I grew up surrounded by the steel and iron industries. My little region of the world was a major coal producer, and the steel mills located close to the coal supply when THEY were established. I witnessed the stupidity, sometimes, up close and personal.
The EPA nonsense was tangential and contributory at best. The real issue was labor.
Youngstown Sheet and Tube is a very good example. The union had a TERRIFIC contract. Virtually everyone in the area wanted a job there, unless they were willing to relocate to Pittsburgh for an even better job. Or Detroit. The contracts effectively made modestly wealthy people of broom pushers.

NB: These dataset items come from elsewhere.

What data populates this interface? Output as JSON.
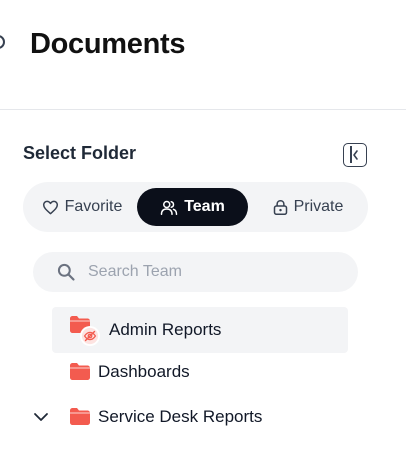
{
  "header": {
    "title": "Documents"
  },
  "folder_panel": {
    "title": "Select Folder",
    "tabs": [
      {
        "label": "Favorite",
        "icon": "heart-icon"
      },
      {
        "label": "Team",
        "icon": "users-icon",
        "active": true
      },
      {
        "label": "Private",
        "icon": "lock-icon"
      }
    ],
    "search": {
      "placeholder": "Search Team",
      "value": ""
    },
    "folders": [
      {
        "label": "Admin Reports",
        "icon": "folder-icon",
        "badge": "hidden-eye-icon",
        "selected": true
      },
      {
        "label": "Dashboards",
        "icon": "folder-icon"
      },
      {
        "label": "Service Desk Reports",
        "icon": "folder-icon",
        "expanded": true
      }
    ]
  },
  "colors": {
    "folder": "#f35b4f",
    "active_tab_bg": "#0b0f1a",
    "panel_bg": "#f3f4f6"
  }
}
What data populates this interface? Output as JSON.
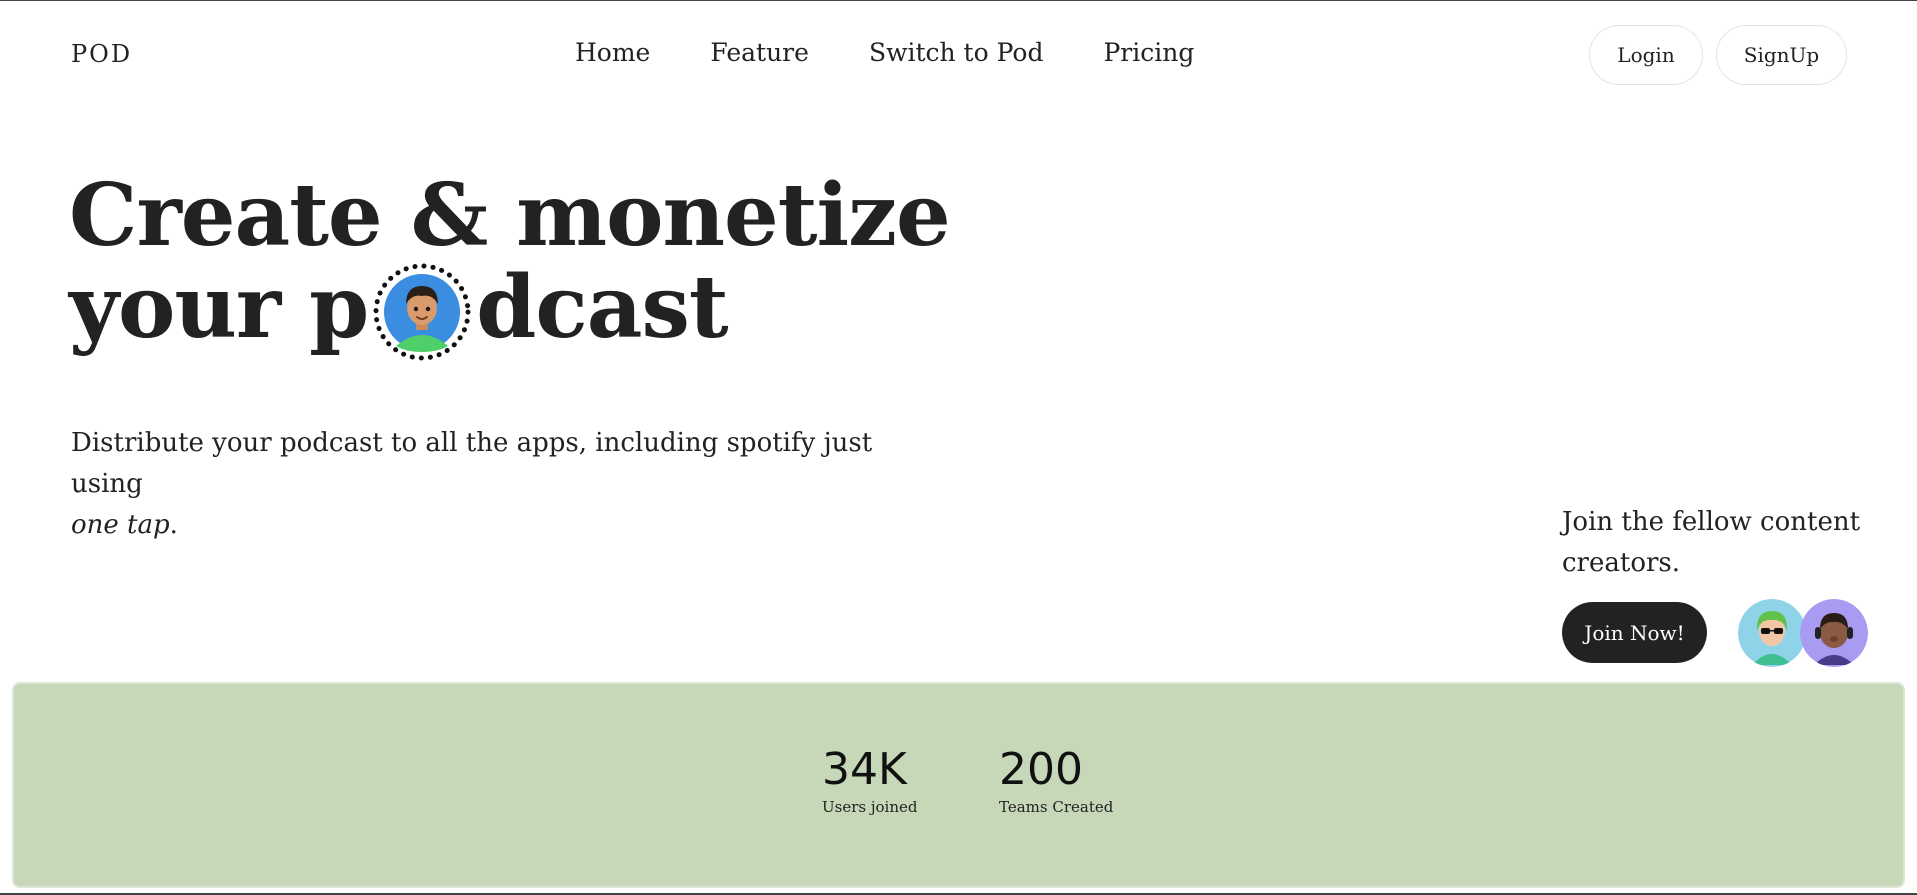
{
  "header": {
    "logo": "POD",
    "nav": [
      "Home",
      "Feature",
      "Switch to Pod",
      "Pricing"
    ],
    "login_label": "Login",
    "signup_label": "SignUp"
  },
  "hero": {
    "title_line1": "Create & monetize",
    "title_line2_before": "your p",
    "title_line2_after": "dcast",
    "subtitle_main": "Distribute your podcast to all the apps, including spotify just using",
    "subtitle_emphasis": "one tap",
    "subtitle_end": "."
  },
  "join": {
    "text": "Join the fellow content creators.",
    "button_label": "Join Now!"
  },
  "stats": [
    {
      "value": "34K",
      "label": "Users joined"
    },
    {
      "value": "200",
      "label": "Teams Created"
    }
  ],
  "colors": {
    "accent_band": "#c6d8b8",
    "dark_button": "#222222",
    "avatar_bg_blue": "#3a8de0",
    "creator_bg_teal": "#8fd3e8",
    "creator_bg_purple": "#a99af2"
  }
}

YS&T bargained for a contract, and the union INSISTED on a raise. Like the rest of the steel mills, YS&T informed the union that the company was already losing money, and that there could be no raise. If they couldn't avoid raises, they would shut the doors, and relocate.
Union workers told the company that no one in the world could make iron and steel like American workers - they couldn't relocate outside the country.
A year and a half later, steel was being produced in Belgium, and soon after, iron and steel were being produced in India. China is something of a late comer to the game, but today they produce a lot of iron and steel. Most of it is junk, but I suppose that given time, the Chinese can learn to make the same quality that Belgium and India are already making.
Unions vs the redistribution of wealth is the whole story behind the steel industry off-shoring. The EPA is merely an addendum at the back of the book.